Café mantém protagonismo com ganho de produtividade
Para a cafeicultura, o primeiro levantamento da safra 2025/26 indica produção de 4,7 milhões de sacas de 60 kg. Apesar de uma leve redução de 0,9% na área cultivada, a produtividade deve crescer 5,7%, sustentando o desempenho positivo da cultura no estado.
A região de Franca permanece como principal polo cafeeiro paulista, responsável por mais da metade da produção total. Na sequência, destaca-se a regional de São João da Boa Vista, que, junto com Franca, responde por grande parte da oferta estadual.

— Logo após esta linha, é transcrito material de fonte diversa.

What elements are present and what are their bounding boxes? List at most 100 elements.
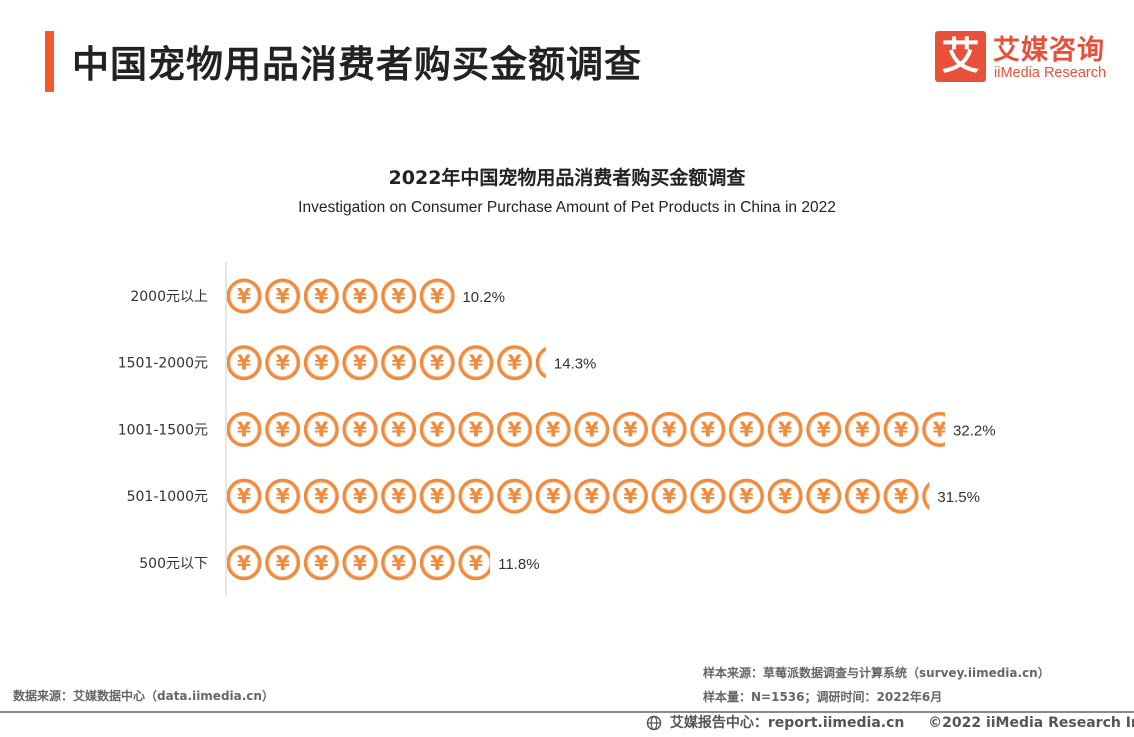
title-accent-bar — [45, 31, 54, 92]
yuan-coin-icon: ¥ — [227, 478, 262, 514]
yuan-coin-icon: ¥ — [844, 478, 880, 514]
yuan-coin-icon: ¥ — [690, 411, 726, 447]
yuan-coin-icon: ¥ — [419, 278, 455, 314]
svg-text:¥: ¥ — [662, 417, 676, 441]
data-label: 11.8% — [498, 556, 539, 573]
svg-text:¥: ¥ — [739, 417, 753, 441]
svg-text:¥: ¥ — [701, 484, 715, 508]
yuan-coin-icon: ¥ — [419, 345, 455, 381]
yuan-coin-icon: ¥ — [265, 278, 301, 314]
yuan-coin-icon: ¥ — [303, 545, 339, 581]
logo-name-cn: 艾媒咨询 — [993, 35, 1105, 66]
svg-text:¥: ¥ — [237, 284, 251, 308]
globe-icon — [646, 715, 662, 731]
yuan-coin-icon: ¥ — [883, 478, 919, 514]
yuan-coin-icon: ¥ — [535, 411, 571, 447]
chart-title: 2022年中国宠物用品消费者购买金额调查 — [388, 167, 746, 189]
svg-text:¥: ¥ — [469, 351, 483, 375]
yuan-coin-icon: ¥ — [574, 478, 610, 514]
yuan-coin-icon: ¥ — [458, 478, 494, 514]
yuan-coin-icon: ¥ — [458, 545, 491, 581]
svg-text:¥: ¥ — [469, 484, 483, 508]
copyright-text: ©2022 iiMedia Research Inc — [928, 715, 1134, 731]
report-center-link[interactable]: 艾媒报告中心：report.iimedia.cn — [669, 715, 905, 731]
yuan-coin-icon: ¥ — [303, 345, 339, 381]
data-label: 31.5% — [937, 489, 980, 506]
bar: ¥ ¥ ¥ ¥ ¥ ¥ — [227, 278, 455, 314]
svg-text:¥: ¥ — [469, 551, 483, 575]
svg-text:¥: ¥ — [855, 417, 869, 441]
iimedia-logo: 艾 艾媒咨询 iiMedia Research — [935, 30, 1115, 90]
svg-text:¥: ¥ — [430, 484, 444, 508]
svg-text:¥: ¥ — [314, 417, 328, 441]
page-title: 中国宠物用品消费者购买金额调查 — [72, 43, 642, 86]
yuan-coin-icon: ¥ — [458, 345, 494, 381]
category-label: 2000元以上 — [130, 289, 208, 305]
yuan-coin-icon: ¥ — [574, 411, 610, 447]
yuan-coin-icon: ¥ — [265, 345, 301, 381]
yuan-coin-icon: ¥ — [883, 411, 919, 447]
svg-text:¥: ¥ — [933, 417, 947, 441]
bar: ¥ ¥ ¥ ¥ ¥ ¥ ¥ ¥ ¥ ¥ ¥ ¥ ¥ ¥ ¥ ¥ ¥ ¥ ¥ — [227, 478, 930, 514]
yuan-coin-icon: ¥ — [922, 481, 930, 511]
yuan-coin-icon: ¥ — [303, 278, 339, 314]
svg-text:¥: ¥ — [430, 551, 444, 575]
yuan-coin-icon: ¥ — [265, 545, 301, 581]
yuan-coin-icon: ¥ — [806, 411, 842, 447]
logo-mark: 艾 — [935, 31, 986, 82]
svg-text:¥: ¥ — [817, 484, 831, 508]
yuan-coin-icon: ¥ — [381, 478, 417, 514]
yuan-coin-icon: ¥ — [342, 545, 378, 581]
svg-text:¥: ¥ — [662, 484, 676, 508]
yuan-coin-icon: ¥ — [806, 478, 842, 514]
yuan-coin-icon: ¥ — [265, 478, 301, 514]
yuan-coin-icon: ¥ — [381, 411, 417, 447]
yuan-coin-icon: ¥ — [381, 345, 417, 381]
yuan-coin-icon: ¥ — [265, 411, 301, 447]
svg-text:¥: ¥ — [276, 551, 290, 575]
yuan-coin-icon: ¥ — [922, 411, 947, 447]
svg-text:¥: ¥ — [778, 484, 792, 508]
svg-text:¥: ¥ — [314, 551, 328, 575]
yuan-coin-icon: ¥ — [381, 545, 417, 581]
yuan-coin-icon: ¥ — [728, 411, 764, 447]
svg-text:¥: ¥ — [624, 484, 638, 508]
category-label: 1001-1500元 — [118, 422, 208, 438]
svg-text:¥: ¥ — [392, 284, 406, 308]
svg-text:¥: ¥ — [392, 417, 406, 441]
data-label: 32.2% — [953, 422, 996, 439]
svg-text:¥: ¥ — [701, 417, 715, 441]
category-label: 500元以下 — [139, 556, 208, 572]
svg-text:¥: ¥ — [546, 484, 560, 508]
svg-text:¥: ¥ — [392, 351, 406, 375]
svg-text:¥: ¥ — [894, 417, 908, 441]
yuan-coin-icon: ¥ — [227, 545, 262, 581]
svg-text:¥: ¥ — [739, 484, 753, 508]
data-label: 10.2% — [462, 289, 505, 306]
svg-text:¥: ¥ — [314, 351, 328, 375]
yuan-coin-icon: ¥ — [458, 411, 494, 447]
footer: 艾媒报告中心：report.iimedia.cn ©2022 iiMedia R… — [646, 713, 1134, 733]
logo-name-en: iiMedia Research — [994, 65, 1107, 81]
svg-text:¥: ¥ — [508, 417, 522, 441]
yuan-coin-icon: ¥ — [303, 411, 339, 447]
yuan-coin-icon: ¥ — [497, 478, 533, 514]
yuan-coin-icon: ¥ — [651, 478, 687, 514]
category-label: 501-1000元 — [127, 489, 208, 505]
chart-subtitle: Investigation on Consumer Purchase Amoun… — [298, 199, 836, 216]
svg-text:¥: ¥ — [508, 484, 522, 508]
svg-text:¥: ¥ — [314, 484, 328, 508]
svg-text:¥: ¥ — [276, 284, 290, 308]
svg-text:¥: ¥ — [237, 484, 251, 508]
yuan-coin-icon: ¥ — [767, 478, 803, 514]
yuan-coin-icon: ¥ — [690, 478, 726, 514]
yuan-coin-icon: ¥ — [419, 545, 455, 581]
svg-text:¥: ¥ — [430, 351, 444, 375]
svg-text:¥: ¥ — [276, 417, 290, 441]
svg-text:¥: ¥ — [392, 551, 406, 575]
svg-text:¥: ¥ — [585, 484, 599, 508]
svg-text:¥: ¥ — [314, 284, 328, 308]
svg-text:¥: ¥ — [237, 551, 251, 575]
sample-size-note: 样本量：N=1536；调研时间：2022年6月 — [703, 690, 943, 704]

Outras regiões, como Ourinhos, Marília, Bragança Paulista e Jaú, completam o mapa produtivo, com mudanças no ranking, incluindo o avanço de Ourinhos na terceira posição.
Citricultura e cana-de-açúcar registram retração no ciclo 2024/25
Os dados consolidados da safra 2024/25 indicam um cenário de atenção para a citricultura. A produção de laranja foi encerrada em 268,7 milhões de caixas, com aumento de 2,8% na produtividade. No entanto, a área cultivada recuou 9,5%, impactando o volume total. O desempenho está associado à alta incidência do greening, principal doença que afeta a cultura em escala global, além de condições climáticas adversas.
A cana-de-açúcar destinada à indústria também apresentou queda na produção, que totalizou 390,9 milhões de toneladas, retração de 4,6% em relação à safra anterior. A área plantada diminuiu 4,8%, somando 5,5 milhões de hectares, enquanto a produtividade teve leve avanço de 0,5%, atingindo 78.057 kg por hectare. A cultura permanece amplamente distribuída pelo estado, com destaque para regiões como São José do Rio Preto, Barretos e Ribeirão Preto, que concentram parcela relevante da produção.
Levantamento reforça importância do monitoramento da produção agrícola
O levantamento do IEA-APTA foi realizado entre novembro e dezembro de 2025, com base em dados coletados por técnicos das Casas de Agricultura nos 645 municípios paulistas. O estudo contempla os principais produtos agrícolas que compõem o Valor da Produção Agropecuária do estado, permitindo o acompanhamento detalhado de área, produtividade e volume produzido.
A divulgação dos dados reforça a relevância do monitoramento contínuo da produção agropecuária para orientar políticas públicas, decisões de mercado e estratégias produtivas, em um cenário marcado por oscilações climáticas, desafios sanitários e mudanças estruturais nas cadeias do agronegócio.